4. Synthesis and application of polymer core-based yolk/shell structures

4.1. The synthesis of CPMAA@CPNIPAM yolk/shell and RS-CPMAA@CPNIPAM yolk/shell microspheres

In this study, the polymerization reaction of methacrylic acid (MAA) as the monomer, ethyleneglycol dimethacrylate (EGDMA) as the crosslinker, and AIBN as initiator provided crosslinked poly(methacrylic acid) (CPMAA) nanoparticles. CPMAA cores were dispersed into water, and then, N-isopropyl acrylamide (NIPAM), sodium dodecylbenzene sulfonate (SDS), and ammonium persulfate (APS) were added to obtain CPMAA@poly N-isopropylacrylamide (PNIPAM), as shown in Scheme 16. Then, the resulting product was added to NIPAM, divinyl benzene (DVB), and APS to provide CPMAA@PNIPAM@CPNIPAM microspheres by polymerization. Finally, raspberry-shaped CPMAA@CPNIPAM yolk–shell was synthesized by self-removal. An approach was based on consecutive radical seeded (RS) emulsion copolymerization by water.⁶⁰ Regular CPMAA@CPNIPAM core/shell microspheres were prepared for comparison with RS-CPMAA@CPNIPAM yolk/shell microspheres regarding drug-loading capacity.
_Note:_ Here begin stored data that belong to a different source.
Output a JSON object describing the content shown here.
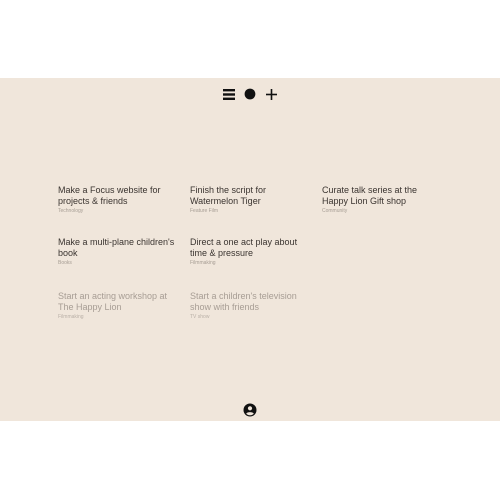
{
  "toolbar": {
    "icons": [
      "menu-icon",
      "circle-icon",
      "plus-icon"
    ]
  },
  "projects": [
    {
      "title": "Make a Focus website for projects & friends",
      "tag": "Technology",
      "faded": false
    },
    {
      "title": "Finish the script for Watermelon Tiger",
      "tag": "Feature Film",
      "faded": false
    },
    {
      "title": "Curate talk series at the Happy Lion Gift shop",
      "tag": "Community",
      "faded": false
    },
    {
      "title": "Make a multi-plane children's book",
      "tag": "Books",
      "faded": false
    },
    {
      "title": "Direct a one act play about time & pressure",
      "tag": "Filmmaking",
      "faded": false
    },
    {
      "title": "Start an acting workshop at The Happy Lion",
      "tag": "Filmmaking",
      "faded": true
    },
    {
      "title": "Start a children's television show with friends",
      "tag": "TV show",
      "faded": true
    }
  ],
  "footer": {
    "icon": "user-icon"
  },
  "colors": {
    "background": "#f0e6db",
    "text": "#3a3430",
    "muted": "#a69d94"
  }
}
DOX-loaded microspheres were used for detecting DOX concentration in supernatant liquid with a UV-Vis spectrophotometer, as summarized in Table 1. The results showed that the drug-loading capacity of the RS-PMAA@CPNIPAM yolk–shell microspheres was higher than that of the CPMAA@PNIPAM core/shell microspheres in all three cases.

Scheme 16 The synthesis of CPMAA@CPNIPAM yolk/shell and the RS-CPMAA@CPNIPAM yolk/shell microspheres.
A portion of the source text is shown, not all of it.